Ustadz Abu Bakar Baasyir Tak Mungkin Bebas Murni, Ini Penjelasan Mahfud MD

Ustadz Abu Bakar Baasyir Tak Mungkin Bebas Murni, Ini Penjelasan Mahfud MD

22 Januari 2019
Ustadz Abu Bakar Baasyir didampingi kuasa hukum Yusril Ihza Mahendra (kanan).

Ustadz Abu Bakar Baasyir didampingi kuasa hukum Yusril Ihza Mahendra (kanan).

RIAU1.COM - Banyak jadi perbincangan di publik. Pembebasan terpidana kasus terorisme Ustadz Abu Bakar Ba'asyir menimbulkan pro-kontra di masyarakat.

Pasalnya, Apakah pendakwah itu bisa bebas tanpa menandatangani surat pernyataan setia pada Pancasila dan Negara Kesatuan Republik Indonesia (NKRI)? Begini penjelasan Guru Besar Hukum Tata Negara Universitas Islam Indonesia (UII) Mahfud MD.

Seperti dikutip Riau1.com dari bisnis.com, Selasa, 22 Januari 2019, Mahfud MD menjelaskan dasar hukum yang paling memungkinkan terkait pembebasan Ba'asyir dalam akun Twitter resminya, Selasa (22/1/2019).

 

"Tak mungkin Abu Bakar Ba'asyir (ABB) dikeluarkan dengan bebas murni, sebab bebas murni hanya dalam bentuk putusan hakim bahwa yang bersangkutan tak bersalah. Yang mungkin, sesuai dengan hukum yang berlaku, ABB hanya bisa diberi bebas bersyarat. Artinya dibebaskan dengan syarat-syarat tertentu yang harus dipenuhi," jelas pria kelahiran Sampang, Madura, 13 Mei 1957 ini.

 Mahfud menjelaskan pembebasan yang dilakukan oleh Presiden Jokowi yang diklaim merupakan usulan dari kuasa hukumnya Yusril Ihza Mahendra, bukanlah grasi (ampunan yang diberikan oleh kepala negara kepada orang yang telah dijatuhi hukuman), apalagi murni dibebaskan.

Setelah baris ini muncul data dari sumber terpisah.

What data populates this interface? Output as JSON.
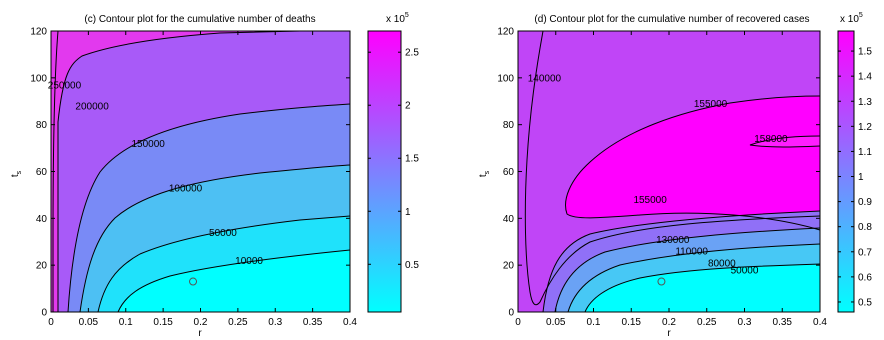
{
  "chart_data": [
    {
      "type": "contour",
      "title": "(c) Contour plot for the cumulative number of deaths",
      "xlabel": "r",
      "ylabel": "t",
      "ylabel_subscript": "s",
      "xlim": [
        0,
        0.4
      ],
      "ylim": [
        0,
        120
      ],
      "xticks": [
        "0",
        "0.05",
        "0.1",
        "0.15",
        "0.2",
        "0.25",
        "0.3",
        "0.35",
        "0.4"
      ],
      "yticks": [
        "0",
        "20",
        "40",
        "60",
        "80",
        "100",
        "120"
      ],
      "colorbar": {
        "exponent_label": "x 10",
        "exponent": "5",
        "ticks": [
          "0.5",
          "1",
          "1.5",
          "2",
          "2.5"
        ],
        "range": [
          0.05,
          2.7
        ],
        "colors": [
          "#00ffff",
          "#ff00ff"
        ]
      },
      "contour_labels": [
        "250000",
        "200000",
        "150000",
        "100000",
        "50000",
        "10000"
      ],
      "contour_label_positions": [
        {
          "r": 0.018,
          "t": 97,
          "label": "250000"
        },
        {
          "r": 0.055,
          "t": 88,
          "label": "200000"
        },
        {
          "r": 0.13,
          "t": 72,
          "label": "150000"
        },
        {
          "r": 0.18,
          "t": 53,
          "label": "100000"
        },
        {
          "r": 0.23,
          "t": 34,
          "label": "50000"
        },
        {
          "r": 0.265,
          "t": 22,
          "label": "10000"
        }
      ],
      "marker": {
        "r": 0.19,
        "t": 13
      }
    },
    {
      "type": "contour",
      "title": "(d) Contour plot for the cumulative number of recovered cases",
      "xlabel": "r",
      "ylabel": "t",
      "ylabel_subscript": "s",
      "xlim": [
        0,
        0.4
      ],
      "ylim": [
        0,
        120
      ],
      "xticks": [
        "0",
        "0.05",
        "0.1",
        "0.15",
        "0.2",
        "0.25",
        "0.3",
        "0.35",
        "0.4"
      ],
      "yticks": [
        "0",
        "20",
        "40",
        "60",
        "80",
        "100",
        "120"
      ],
      "colorbar": {
        "exponent_label": "x 10",
        "exponent": "5",
        "ticks": [
          "0.5",
          "0.6",
          "0.7",
          "0.8",
          "0.9",
          "1",
          "1.1",
          "1.2",
          "1.3",
          "1.4",
          "1.5"
        ],
        "range": [
          0.46,
          1.58
        ],
        "colors": [
          "#00ffff",
          "#ff00ff"
        ]
      },
      "contour_labels": [
        "140000",
        "155000",
        "158000",
        "155000",
        "130000",
        "110000",
        "80000",
        "50000"
      ],
      "contour_label_positions": [
        {
          "r": 0.035,
          "t": 100,
          "label": "140000"
        },
        {
          "r": 0.255,
          "t": 89,
          "label": "155000"
        },
        {
          "r": 0.335,
          "t": 74,
          "label": "158000"
        },
        {
          "r": 0.175,
          "t": 48,
          "label": "155000"
        },
        {
          "r": 0.205,
          "t": 31,
          "label": "130000"
        },
        {
          "r": 0.23,
          "t": 26,
          "label": "110000"
        },
        {
          "r": 0.27,
          "t": 21,
          "label": "80000"
        },
        {
          "r": 0.3,
          "t": 18,
          "label": "50000"
        }
      ],
      "marker": {
        "r": 0.19,
        "t": 13
      }
    }
  ]
}
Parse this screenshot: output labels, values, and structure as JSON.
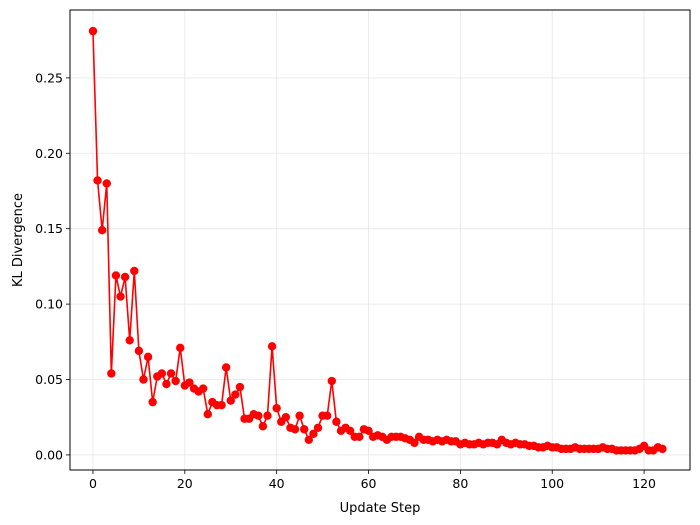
{
  "chart_data": {
    "type": "line",
    "title": "",
    "xlabel": "Update Step",
    "ylabel": "KL Divergence",
    "xlim": [
      -5,
      130
    ],
    "ylim": [
      -0.01,
      0.295
    ],
    "grid": true,
    "marker": "circle",
    "color": "#ff0000",
    "xticks": [
      0,
      20,
      40,
      60,
      80,
      100,
      120
    ],
    "yticks": [
      0.0,
      0.05,
      0.1,
      0.15,
      0.2,
      0.25
    ],
    "xtick_labels": [
      "0",
      "20",
      "40",
      "60",
      "80",
      "100",
      "120"
    ],
    "ytick_labels": [
      "0.00",
      "0.05",
      "0.10",
      "0.15",
      "0.20",
      "0.25"
    ],
    "series": [
      {
        "x": [
          0,
          1,
          2,
          3,
          4,
          5,
          6,
          7,
          8,
          9,
          10,
          11,
          12,
          13,
          14,
          15,
          16,
          17,
          18,
          19,
          20,
          21,
          22,
          23,
          24,
          25,
          26,
          27,
          28,
          29,
          30,
          31,
          32,
          33,
          34,
          35,
          36,
          37,
          38,
          39,
          40,
          41,
          42,
          43,
          44,
          45,
          46,
          47,
          48,
          49,
          50,
          51,
          52,
          53,
          54,
          55,
          56,
          57,
          58,
          59,
          60,
          61,
          62,
          63,
          64,
          65,
          66,
          67,
          68,
          69,
          70,
          71,
          72,
          73,
          74,
          75,
          76,
          77,
          78,
          79,
          80,
          81,
          82,
          83,
          84,
          85,
          86,
          87,
          88,
          89,
          90,
          91,
          92,
          93,
          94,
          95,
          96,
          97,
          98,
          99,
          100,
          101,
          102,
          103,
          104,
          105,
          106,
          107,
          108,
          109,
          110,
          111,
          112,
          113,
          114,
          115,
          116,
          117,
          118,
          119,
          120,
          121,
          122,
          123,
          124
        ],
        "values": [
          0.281,
          0.182,
          0.149,
          0.18,
          0.054,
          0.119,
          0.105,
          0.118,
          0.076,
          0.122,
          0.069,
          0.05,
          0.065,
          0.035,
          0.052,
          0.054,
          0.047,
          0.054,
          0.049,
          0.071,
          0.046,
          0.048,
          0.044,
          0.042,
          0.044,
          0.027,
          0.035,
          0.033,
          0.033,
          0.058,
          0.036,
          0.04,
          0.045,
          0.024,
          0.024,
          0.027,
          0.026,
          0.019,
          0.026,
          0.072,
          0.031,
          0.022,
          0.025,
          0.018,
          0.017,
          0.026,
          0.017,
          0.01,
          0.014,
          0.018,
          0.026,
          0.026,
          0.049,
          0.022,
          0.016,
          0.018,
          0.016,
          0.012,
          0.012,
          0.017,
          0.016,
          0.012,
          0.013,
          0.012,
          0.01,
          0.012,
          0.012,
          0.012,
          0.011,
          0.01,
          0.008,
          0.012,
          0.01,
          0.01,
          0.009,
          0.01,
          0.009,
          0.01,
          0.009,
          0.009,
          0.007,
          0.008,
          0.007,
          0.007,
          0.008,
          0.007,
          0.008,
          0.008,
          0.007,
          0.01,
          0.008,
          0.007,
          0.008,
          0.007,
          0.007,
          0.006,
          0.006,
          0.005,
          0.005,
          0.006,
          0.005,
          0.005,
          0.004,
          0.004,
          0.004,
          0.005,
          0.004,
          0.004,
          0.004,
          0.004,
          0.004,
          0.005,
          0.004,
          0.004,
          0.003,
          0.003,
          0.003,
          0.003,
          0.003,
          0.004,
          0.006,
          0.003,
          0.003,
          0.005,
          0.004
        ]
      }
    ]
  }
}
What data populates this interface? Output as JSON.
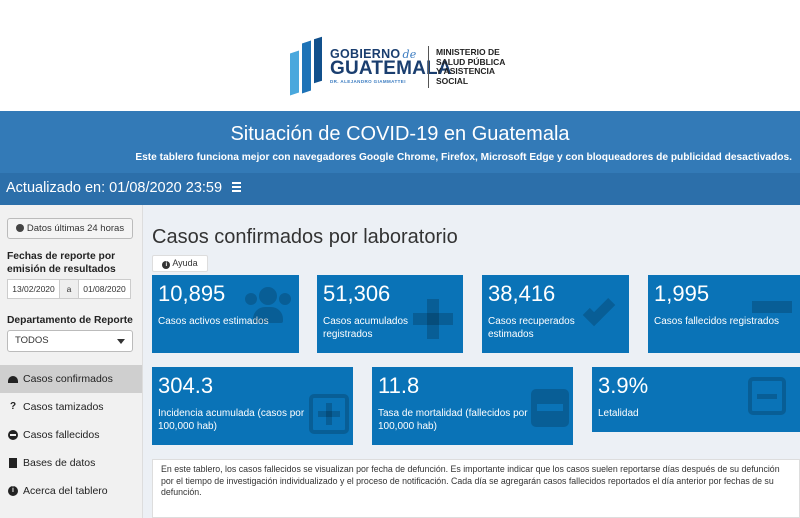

"Beda antara grasi, bebas murni, dan bebas bersyarat. ABB tak pernah minta grasi karena tak mau mengaku bersalah, sehingga Presiden tak bisa memberi grasi. Dia juga tidak bebas murni, karena nyatanya sudah diputus bersalah oleh pengadilan. Jadi, yang mungkin bagi ABB hanya bebas bersyarat," tambah Mahfud MD.

Dalam hal ini, syarat pemberian pembebasan bersyarat bagi narapidana diatur dalam Pasal 82 Peraturan Menteri Hukum dan HAM (Permenkumham) RI nomor 03 tahun 2018 tentang Syarat dan Tata Cara Pemberian Remisi, Asimilasi, Cuti Mengunjungi Keluarga, Pembebasan Bersyarat, Cuti Menjelang Bebas, dan Cuti Bersyarat.

 

Bahkan, Pasal 84 mengatur lebih lanjut syarat tambahan bagi narapidana tindak pidana terorisme. Yaitu:

a. bersedia bekerja sama dengan penegak hukum untuk membantu membongkar perkara tindak pidana yang dilakukannya;

b. telah menjalani paling sedikit 2/3 (dua per tiga) masa pidana, dengan ketentuan 2/3 (dua per tiga) masa pidana tersebut paling sedikit 9 (sembilan) bulan;

c. telah menjalani Asimilasi paling sedikit 1/2 (satu per dua) dari sisa masa pidana yang wajib dijalani; dan

d. telah menunjukkan kesadaran dan penyesalan atas kesalahan yang menyebabkan dijatuhi pidana dan menyatakan ikrar:

1. kesetiaan kepada Negara Kesatuan Republik Indonesia secara tertulis bagi Narapidana warga negara Indonesia; atau

2. tidak akan mengulangi perbuatan tindak pidana terorisme secara tertulis bagi Narapidana warga negara asing.

Oleh karena itu, mantan ketua Mahkamah Konstitusi (MK) 2008-2013 ini pun menambahkan bila ada pihak yang tetap ingin mendorong pembebasan Ba'asyir, mereka wajib memenuhi syarat-syarat administratif untuk Pembebasan Bersyarat sesuai UU dan Hukum Internasional.

"Selain syarat-syarat administrarif lainnya, bebas besyarat harus dimulai dengan terpenuhinya keadaan:

1) Menurut hukum positif harus sudah menjalani 2/3 dari masa hukumannya atau;

2) Menurut konvensi internasional yang bersangkutan harus sudah berusia 70 tahun.